Evidently, Gagnon has no idea that increasing the amount of reserves does not lead to increased borrowing, because banks don't need more reserves to make loans. All they need are credit worthy borrowers and access to the Fed discount window to make whatever quantity of loans they want to. This is one of the main points about the banking system MMT makes. Put simply: lending is not reserve constrained! It's constrained by bank willingness to lend to credit worthy borrowers.
Dylan's next point is:
“Mainstreamers are equally baffled by another claim of the theory: that budget surpluses in and of themselves are bad for the economy. According to Modern Monetary Theory, when the government runs a surplus, it is a net saver, which means that the private sector is a net debtor. The government is, in effect, “taking money from private pockets and forcing them to make that up by going deeper into debt,” Galbraith says, reiterating his White House comments.

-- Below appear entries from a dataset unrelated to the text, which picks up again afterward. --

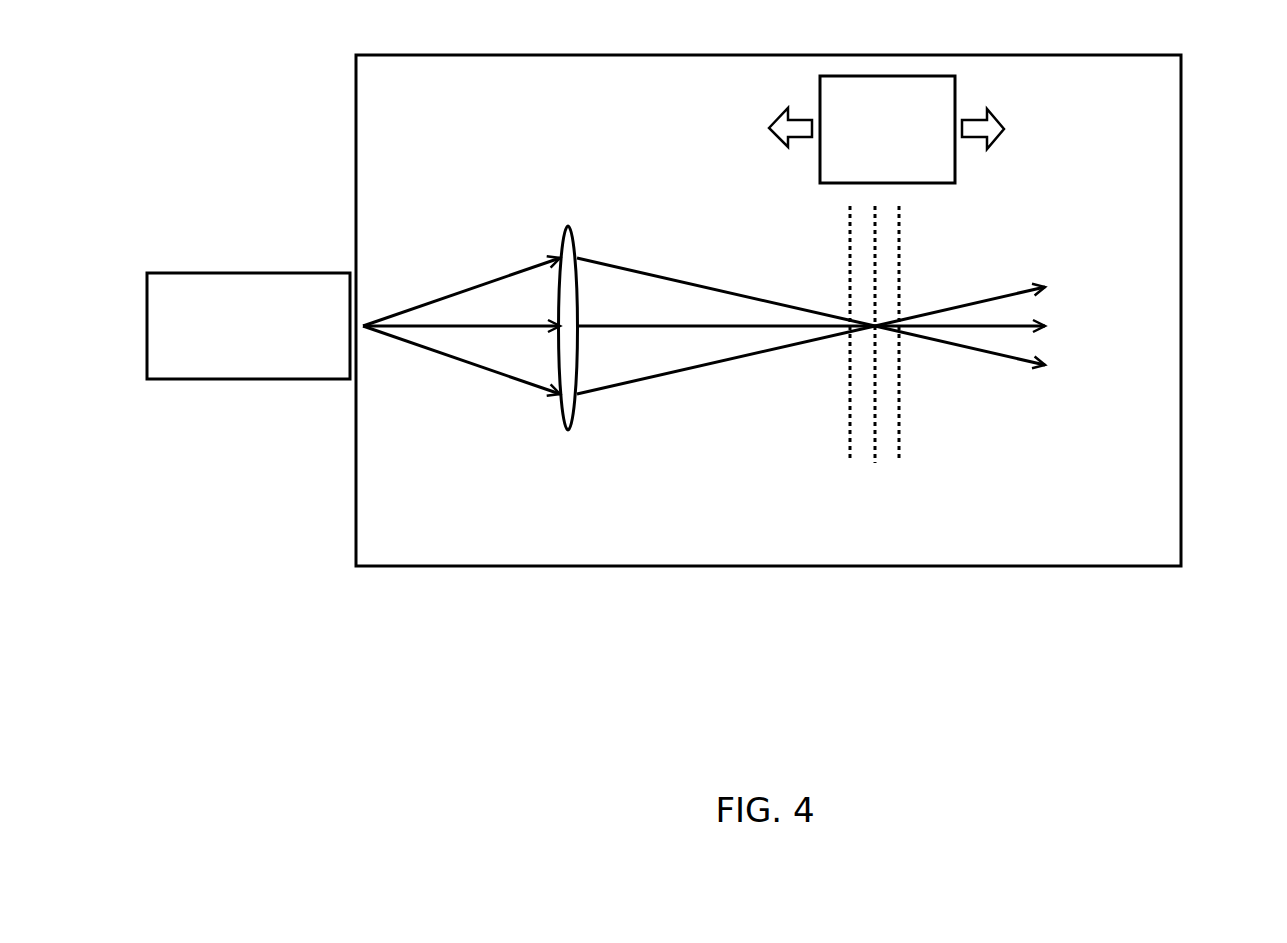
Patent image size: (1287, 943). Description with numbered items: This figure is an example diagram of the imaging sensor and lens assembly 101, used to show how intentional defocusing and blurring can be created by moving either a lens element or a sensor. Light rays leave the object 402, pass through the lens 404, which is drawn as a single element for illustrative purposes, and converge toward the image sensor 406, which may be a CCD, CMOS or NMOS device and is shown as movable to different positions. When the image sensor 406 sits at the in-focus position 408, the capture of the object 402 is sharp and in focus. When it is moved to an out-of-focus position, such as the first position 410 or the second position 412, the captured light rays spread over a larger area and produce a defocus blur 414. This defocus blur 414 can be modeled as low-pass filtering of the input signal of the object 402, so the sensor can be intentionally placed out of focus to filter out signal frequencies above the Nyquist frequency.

The imaging sensor and lens assembly 101 is at (394, 104).
The object 402 is at (227, 351).
The lens 404 is at (572, 250).
The image sensor 406 is at (866, 170).
The in-focus position 408 is at (879, 468).
The first position 410 is at (830, 463).
The second position 412 is at (907, 435).
The defocus blur 414 is at (1025, 275).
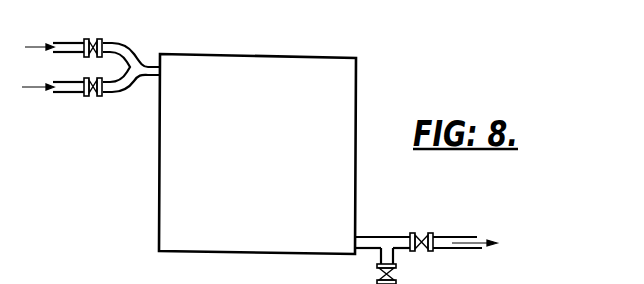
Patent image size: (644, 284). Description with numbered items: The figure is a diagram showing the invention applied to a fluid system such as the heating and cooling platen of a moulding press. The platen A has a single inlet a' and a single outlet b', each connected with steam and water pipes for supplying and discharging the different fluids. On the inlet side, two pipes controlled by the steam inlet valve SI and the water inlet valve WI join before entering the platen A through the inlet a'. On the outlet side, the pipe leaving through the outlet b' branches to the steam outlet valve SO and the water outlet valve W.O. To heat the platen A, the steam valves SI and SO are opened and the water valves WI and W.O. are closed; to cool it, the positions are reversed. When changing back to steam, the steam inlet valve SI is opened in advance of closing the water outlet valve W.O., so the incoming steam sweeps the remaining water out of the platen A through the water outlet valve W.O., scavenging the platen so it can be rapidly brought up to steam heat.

The platen A is at (257, 154).
The single inlet a' is at (131, 78).
The steam inlet valve SI is at (90, 45).
The water inlet valve WI is at (95, 92).
The single outlet b' is at (382, 231).
The steam outlet valve SO is at (421, 241).
The water outlet valve W.O. is at (397, 274).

“The mainstream crowd finds this argument as funny now as they did when Galbraith presented it to Clinton. “I have two words to answer that: Australia and Canada,” Gagnon says. “If Jamie Galbraith would look them up, he would see immediate proof he’s wrong. Australia has had a long-running budget surplus now, they actually have no national debt whatsoever, they’re the fastest-growing, healthiest economy in the world.” Canada, similarly, has run consistent surpluses while achieving high growth.”
Gagnon must be kidding, or at least totally ignorant about Jamie's background, and the major contributors to the MMT synthesis, Of course, Jamie is quite familiar with Canada having
close ties to the land of his father's birth, and MMT economists know all they need to know about Australia, since MMT leader
Bill Mitchell is constantly writing about the Australian economy and its various tragedies. However, the point here is that Gagnon doesn't see that these two nations show that MMT's Sectoral Financial Balances (SFB) model is exactly right in its explanations, since they are able to run surpluses without disaster, only because, unlike the United States, the foreign sectors of their economies run deficits (that is Canada and Australia run trade surpluses) large enough to accommodate the private sector savings desires of Australians and also the Government's desire to run a budget surplus. The US however,
currently has a need to run Government deficits of 10% to support both our private sector savings desires of 6% of GDP, and our foreign sector's desires to export 4% of US GDP to US consumers so they can accumulate US dollars in the form of electronic credits.
Default vs. Hyperinflation?
“But MMT’s own relationship to real-world cases can be a little hit-or-miss. Mosler, the hedge fund manager, credits his role in the movement to an epiphany in the early 1990s, when markets grew concerned that Italy was about to default. Mosler figured that Italy, which at that time still issued its own currency, the lira, could not default as long as it had the ability to print more liras. He bet accordingly, and when Italy did not default, he made a tidy sum. “There was an enormous amount of money to be made if you could bring yourself around to the idea that they couldn’t default,” he says.
“Later that decade, he learned there was also a lot of money to be lost. When similar fears surfaced about Russia, he again bet against default. Despite having its own currency, Russia defaulted, forcing Mosler to liquidate one of his funds and wiping out much of his $850 million in investments in the country. Mosler credits this to Russia’s fixed exchange rate policy of the time and insists that if it had only acted like a country with its own currency, default could have been avoided.
“But the case could also prove what critics insist: Default, while technically always avoidable, is sometimes the best available option.”
Well, this last is a mouthful. Yes, Warren Mosler made a lot of money on his “bets” on Italy, and lost a lot on Russia. But what this shows is that Governments can voluntarily default if they choose to. MMT economists have always said this and still say it. So why is political stupidity or perfidy counted against the truth of the MMT proposition that Governments sovereign in their currency have no
fiscal solvency problems, only voluntary constraints and political problems?
On the contrary, I think the Russian case is one of the primary illustrations of a point that deficit owls have been trying to spread far and wide. Namely, that sometimes default is due to stupidity and perfidy and not to economic forces and that citizens in a democracy need to be aware of that, and of the full capabilities of currency sovereign Governments to always pay debts incurred in their fiat currency and to spend whatever is necessary to enable full employment in their nations. They are never, never, out of money except by choice. So, the real questions are:
-- why are they choosing to default?
-- Who will benefit from this political choice?
-- And who will be asked to pay the price?
And how does the Russian case “prove” that: “Default, while technically always avoidable, is sometimes the best available option”? Is Dylan, through this quote from Gregory Mankiw suggesting that “public purpose” in Russia was better served by its voluntary default than it would have been if the Russians repaid their ruble debts in the rubles they might have created had they wished to? I'm afraid that both Dylan and Mankiw will have to prove that statement to me, since Russian citizens seem to have suffered quite a lot by taking the default choice and accepting austerity when they didn't have to do so.